Friday, March 21, 2003

Portable missiles seen as threat to U.S. airliners


Taxpayers may face $10B bill to defend planes

By Carl Weiser
Enquirer Washington Bureau

WASHINGTON - After a sobering, closed-door hearing about the risk of terrorists shooting down a passenger plane with shoulder-fired missiles, the chairman of the House Aviation Subcommittee made a sobering public statement Thursday:

"The threat is real."

Rep. John Mica, R-Fla., said he wants legislation passed as soon as possible to help airlines cope with the threat. And as a national security issue, he said the government, not the industry, should pay the bill.

The missile threat is so sensitive that the committee hearing was closed to the press and public. Some testimony was released, but none from CIA and Defense Intelligence Agency experts who testified.

James Loy, head of the Transportation Security Administration, told the committee that the administration was taking "an aggressive approach" to the problem - though most of those efforts, at least in his public testimony, consisted of reports, task forces, studies, and guidelines.

He stressed he had no specific, credible evidence of any such attack being planned against commercial planes in the United States.

"It's a legitimate concern of the members of Congress, and it's something that we've been working internally as well," Homeland Security Secretary Tom Ridge said Thursday.

Shoulder-fired missiles number at least 500,000 around the world, and at least 27 terrorist or guerilla groups possess them, according to Jane's Intelligence Report.

The missiles can be set up and fired in a few minutes.
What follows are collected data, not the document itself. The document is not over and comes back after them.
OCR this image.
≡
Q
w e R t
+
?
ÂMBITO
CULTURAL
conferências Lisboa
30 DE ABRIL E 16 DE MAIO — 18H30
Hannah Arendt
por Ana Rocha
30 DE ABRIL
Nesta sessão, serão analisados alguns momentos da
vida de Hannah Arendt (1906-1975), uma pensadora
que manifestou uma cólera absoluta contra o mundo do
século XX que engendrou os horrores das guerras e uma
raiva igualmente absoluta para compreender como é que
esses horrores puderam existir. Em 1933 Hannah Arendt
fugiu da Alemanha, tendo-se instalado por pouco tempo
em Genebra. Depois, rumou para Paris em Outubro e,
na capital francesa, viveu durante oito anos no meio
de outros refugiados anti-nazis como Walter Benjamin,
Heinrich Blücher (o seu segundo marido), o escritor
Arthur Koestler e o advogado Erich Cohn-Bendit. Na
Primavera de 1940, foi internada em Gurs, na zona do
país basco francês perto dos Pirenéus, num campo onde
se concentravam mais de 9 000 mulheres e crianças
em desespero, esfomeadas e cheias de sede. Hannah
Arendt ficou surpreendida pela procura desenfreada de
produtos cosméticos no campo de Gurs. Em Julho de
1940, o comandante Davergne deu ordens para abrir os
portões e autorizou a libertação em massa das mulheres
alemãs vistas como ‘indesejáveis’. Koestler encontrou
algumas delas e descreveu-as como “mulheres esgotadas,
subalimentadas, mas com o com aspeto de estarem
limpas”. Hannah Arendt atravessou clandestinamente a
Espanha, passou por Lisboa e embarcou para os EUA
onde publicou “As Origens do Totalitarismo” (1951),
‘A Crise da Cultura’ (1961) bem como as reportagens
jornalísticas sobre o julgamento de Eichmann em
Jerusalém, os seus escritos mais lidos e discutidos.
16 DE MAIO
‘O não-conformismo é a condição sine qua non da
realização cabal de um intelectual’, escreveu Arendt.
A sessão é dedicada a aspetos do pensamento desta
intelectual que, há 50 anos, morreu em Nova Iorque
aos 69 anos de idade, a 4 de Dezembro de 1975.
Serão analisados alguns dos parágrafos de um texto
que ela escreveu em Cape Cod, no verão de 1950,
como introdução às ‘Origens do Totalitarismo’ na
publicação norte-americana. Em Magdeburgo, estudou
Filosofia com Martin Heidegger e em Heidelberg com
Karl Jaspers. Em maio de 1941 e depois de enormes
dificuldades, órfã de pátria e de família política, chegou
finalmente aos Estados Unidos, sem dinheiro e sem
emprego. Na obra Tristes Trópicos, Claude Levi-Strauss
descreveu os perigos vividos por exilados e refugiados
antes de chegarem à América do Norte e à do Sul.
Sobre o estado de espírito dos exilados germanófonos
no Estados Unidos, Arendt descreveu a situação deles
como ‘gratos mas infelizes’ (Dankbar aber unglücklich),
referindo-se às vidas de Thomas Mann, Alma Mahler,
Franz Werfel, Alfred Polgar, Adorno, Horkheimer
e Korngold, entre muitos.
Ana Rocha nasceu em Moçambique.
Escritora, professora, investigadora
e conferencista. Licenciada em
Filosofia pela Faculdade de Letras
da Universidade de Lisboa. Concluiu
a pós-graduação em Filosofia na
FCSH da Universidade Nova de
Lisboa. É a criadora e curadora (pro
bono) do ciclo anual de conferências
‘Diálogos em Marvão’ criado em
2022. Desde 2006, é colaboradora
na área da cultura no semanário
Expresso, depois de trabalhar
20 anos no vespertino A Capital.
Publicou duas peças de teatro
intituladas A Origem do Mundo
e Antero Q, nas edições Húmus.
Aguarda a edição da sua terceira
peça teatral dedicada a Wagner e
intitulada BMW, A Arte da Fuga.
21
They have a range of several miles, and they work by seeking out the heat of jet engines.

The issue is so sensitive that officials at Cincinnati/Northern Kentucky Airport declined to discuss it, referring questions back to the TSA. Delta Air Lines, which operates its second largest hub at Cincinnati, also referred questions to the TSA.

"The government says don't talk about security, and we're not," airport spokesman Ted Bushelman said. "We will do whatever it takes to make this one of the safest airports in the country."

Boone County sheriff's office personnel also refused to discuss what their department might be doing to secure the roads around the airport in Hebron.

Military aircraft have various ways of defending themselves against missiles, including decoy flares, jamming devices, even lasers.

It could cost $1 million to $2 million per plane to add defense systems to commercial planes, but the cost is well worth it, Mica said.

Rep. Steve Israel, D-N.Y., and Sen. Barbara Boxer, D-Calif., have introduced a bill that would require anti-missile technology on all commercial jets by the end of this year, with taxpayers picking up the estimated $10 billion bill.

"It's expensive, but I believe it is a justified expense," Israel said.